Я спросил, где батальон Окунева. Мне махнули в дальний конец. Я пошёл туда мимо костров и повозок.
Дорога была недальняя, но людная. Меня толкали. Я толкал в ответ. Кто-то выругался, кто-то посторонился. Провели десяток пленных германцев под конвоем — серые, обтрёпанные, без поясов — серые, обтрёпанные, без поясов, они шли понуро и глядели в землю. Проехала подвода с ранеными, и с неё капало на колею. Священник кропил кого-то у обочины. Босой солдат сидел на пеньке и заматывал ногу полосой от исподнего. Пахло щами, карболкой и палёным. Это был тыл разбитой армии. Тут не стреляли, верно. Но и тут шла своя война. За каждого живого. За каждый ствол. За каждый сухарь.
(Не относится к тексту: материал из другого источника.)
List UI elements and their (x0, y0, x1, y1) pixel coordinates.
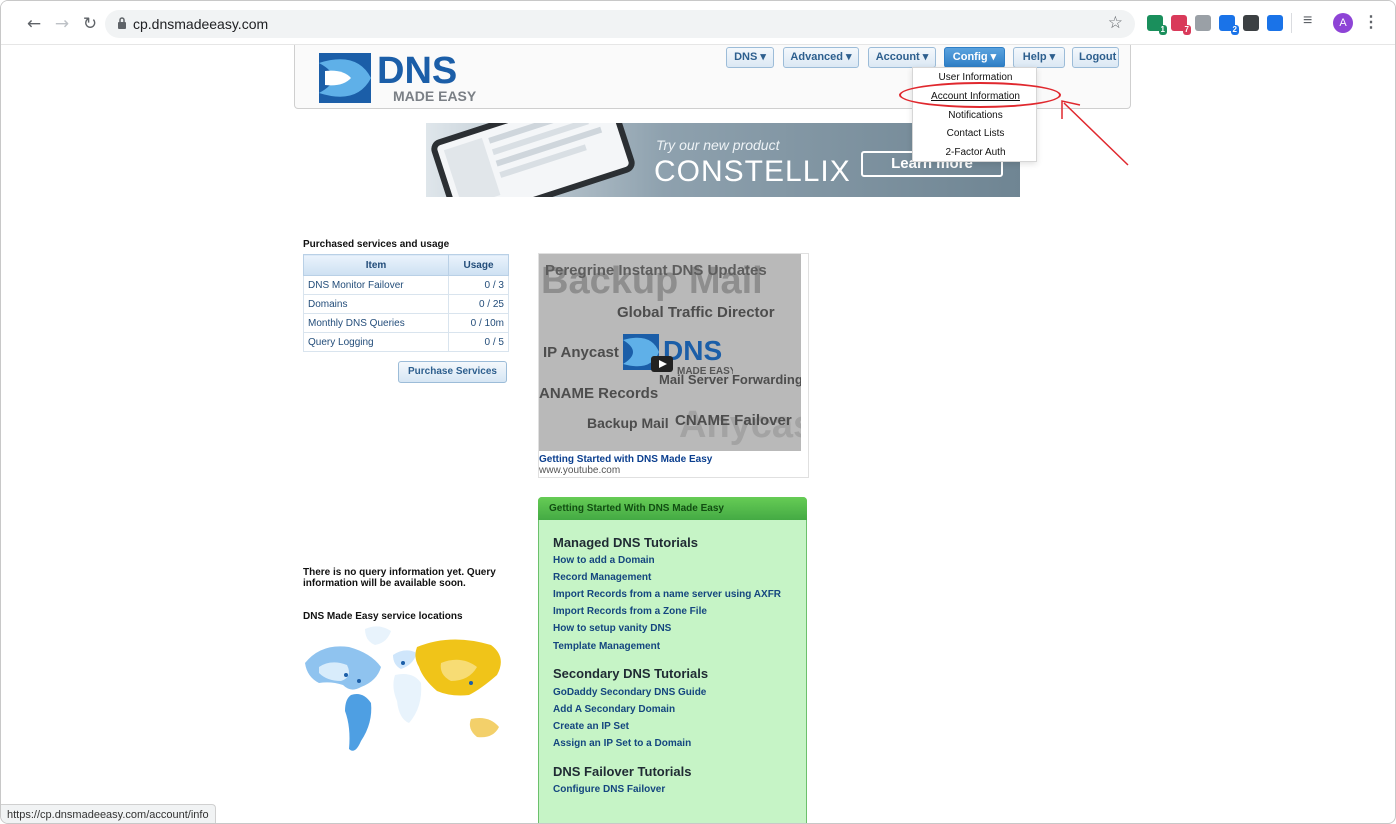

Окунева я нашёл у штабной палатки, что серым горбом просела меж двух берёз, оттянутая намокшими за ночь верёвками. Подполковник стоял над расстеленным на ящике списком, без шинели, в одном кителе, и поверх кителя у него была накинута чья-то чужая бекеша — видно, своё имущество он, как и все тут, растерял в лесах. Рядом топтались два унтера, и один, тот, что постарше, держал в руках замусоленную папку с бумагами, прижимая её к животу, словно боялся, что отнимут. Окунев поднял голову, увидел меня поверх съехавшего на кончик носа пенсне и махнул рукой: подойди.
— Явился, — сказал он вместо приветствия и оглядел меня так, будто проверял, не передумал ли я за ночь. — Это хорошо, что явился. Я уж тут без тебя кое-что прикинул.
Он повёл меня в сторону, к своему списку, разложенному на снарядном ящике, и стал, тыча в него прокуренным пальцем, объяснять, что от батальона его осталась едва половина состава, да и та — сборная, разнокалиберная, из вышедших поодиночке и малыми кучками, что ротные командиры либо убиты, либо пропали без вести, либо лежат по лазаретам, что патронов в среднем по три десятка на ствол, а сапоги вон у половины просят есть, подмётки веревками подвязаны, и что свести всю эту разноголосицу в боеспособную часть надо в считаные дни, потому что война ждать не станет и затишье это обманчиво. Говорил он ровно, буднично, как говорят о привычной нужде, к которой притерпелись, и только палец его, ползавший по строчкам сверху вниз, выдавал, что список этот он знает наизусть и не первый раз над ним стоит. А потом сказал то, ради чего, видно, и вызывал.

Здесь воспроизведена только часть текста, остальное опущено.